Direktversicherung und Pensionskasse sind die mit Abstand häufigsten Durchführungswege der betrieblichen Altersversorgung in Deutschland. Beide funktionieren versicherungsförmig, beide nutzen §3 Nr. 63 EStG – doch in puncto Garantien, Flexibilität und Kosten unterscheiden sie sich teils deutlich. Dieser Vergleich zeigt, wann welcher Weg sinnvoll ist.
Gemeinsamkeiten
- Beiträge bis 8 % BBG steuerfrei (§3 Nr. 63 EStG).
- SV-frei bis 4 % BBG.
- AG-Pflichtzuschuss von 15 % gilt für beide.
- Auszahlung als Rente oder Kapitalwahlrecht möglich.

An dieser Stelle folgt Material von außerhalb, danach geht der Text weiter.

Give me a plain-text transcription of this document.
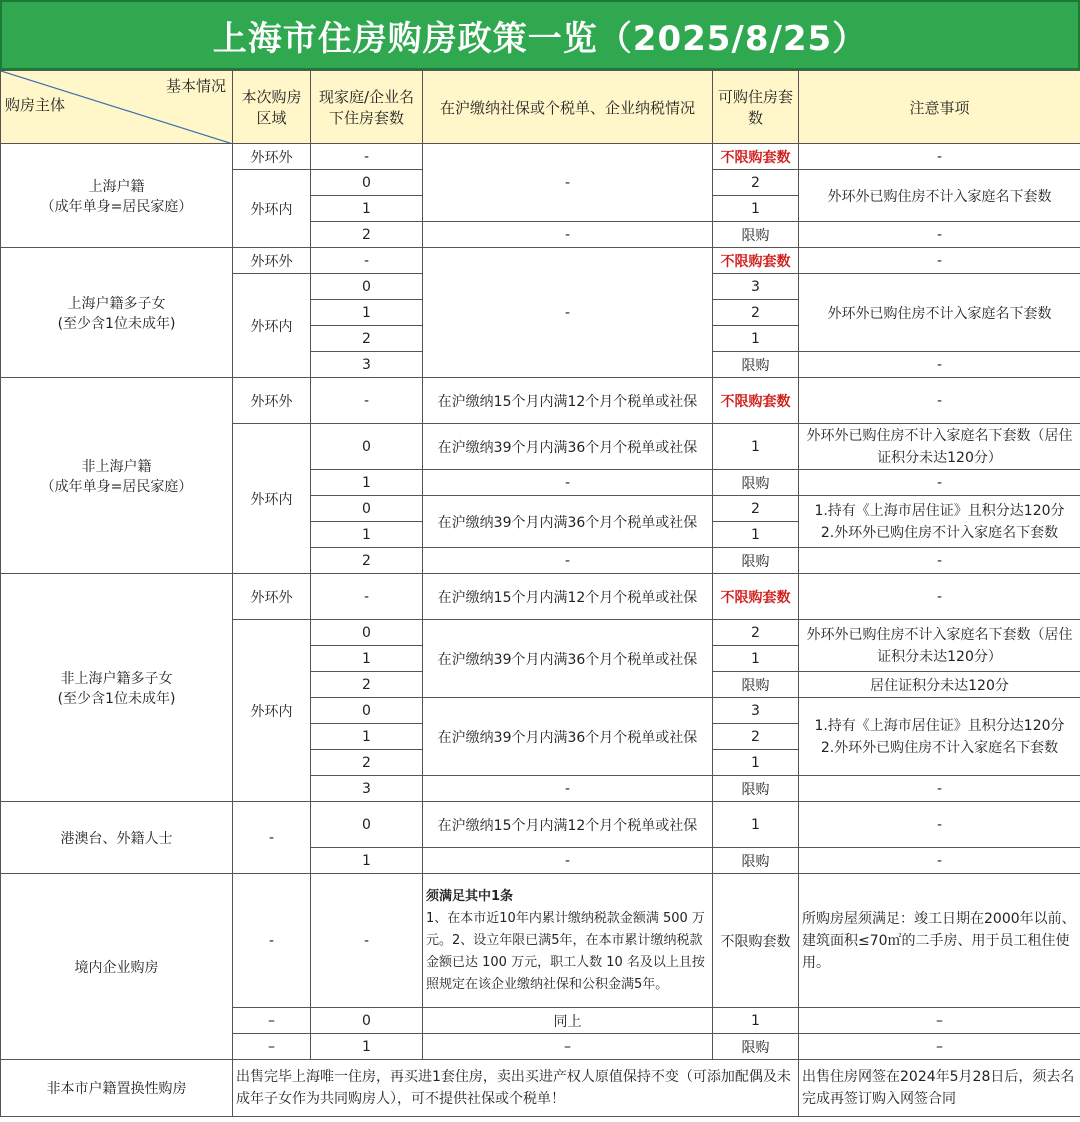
上海市住房购房政策一览（2025/8/25）
基本情况
购房主体	本次购房区域	现家庭/企业名下住房套数	在沪缴纳社保或个税单、企业纳税情况	可购住房套数	注意事项
上海户籍
（成年单身=居民家庭）	外环外	-	-	不限购套数	-
	外环内	0		2	外环外已购住房不计入家庭名下套数
		1		1	
		2	-	限购	-
上海户籍多子女
(至少含1位未成年)	外环外	-	-	不限购套数	-
	外环内	0		3	外环外已购住房不计入家庭名下套数
		1		2	
		2		1	
		3		限购	-
非上海户籍
（成年单身=居民家庭）	外环外	-	在沪缴纳15个月内满12个月个税单或社保	不限购套数	-
	外环内	0	在沪缴纳39个月内满36个月个税单或社保	1	外环外已购住房不计入家庭名下套数（居住证积分未达120分）
		1	-	限购	-
		0	在沪缴纳39个月内满36个月个税单或社保	2	1.持有《上海市居住证》且积分达120分
2.外环外已购住房不计入家庭名下套数
		1		1	
		2	-	限购	-
非上海户籍多子女
(至少含1位未成年)	外环外	-	在沪缴纳15个月内满12个月个税单或社保	不限购套数	-
	外环内	0	在沪缴纳39个月内满36个月个税单或社保	2	外环外已购住房不计入家庭名下套数（居住证积分未达120分）
		1		1	
		2		限购	居住证积分未达120分
		0	在沪缴纳39个月内满36个月个税单或社保	3	1.持有《上海市居住证》且积分达120分
2.外环外已购住房不计入家庭名下套数
		1		2	
		2		1	
		3	-	限购	-
港澳台、外籍人士	-	0	在沪缴纳15个月内满12个月个税单或社保	1	-
		1	-	限购	-
境内企业购房	-	-	须满足其中1条
1、在本市近10年内累计缴纳税款金额满 500 万元。2、设立年限已满5年，在本市累计缴纳税款金额已达 100 万元，职工人数 10 名及以上且按照规定在该企业缴纳社保和公积金满5年。	不限购套数	所购房屋须满足：竣工日期在2000年以前、建筑面积≤70㎡的二手房、用于员工租住使用。
	–	0	同上	1	–
	–	1	–	限购	–
非本市户籍置换性购房	出售完毕上海唯一住房，再买进1套住房，卖出买进产权人原值保持不变（可添加配偶及未成年子女作为共同购房人），可不提供社保或个税单！				出售住房网签在2024年5月28日后，须去名完成再签订购入网签合同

- Beiträge in der Auszahlungsphase voll nachgelagert zu versteuern.
Unterschiede im Detail
Direktversicherung
Klassischer Versicherungsvertrag (Lebensversicherung) zwischen Arbeitgeber und Versicherer zugunsten des Mitarbeitenden. Sehr breit verfügbar, einfache Verwaltung, hohe Tarifvielfalt (klassisch, fondsgebunden, Indexpolice).
Pensionskasse
Eigenständige Versorgungseinrichtung – häufig regulierte Pensionskasse mit Tarifvertragsbezug. Strenger reguliert, oft mit attraktiven Konditionen für tarifgebundene Branchen (z. B. Chemie, Metall).
Wann welcher Weg?
Direktversicherung ist ideal für KMU mit heterogener Belegschaft. Pensionskassen lohnen sich vor allem in tarifgebundenen Branchen oder bei kollektiven Versorgungswerken.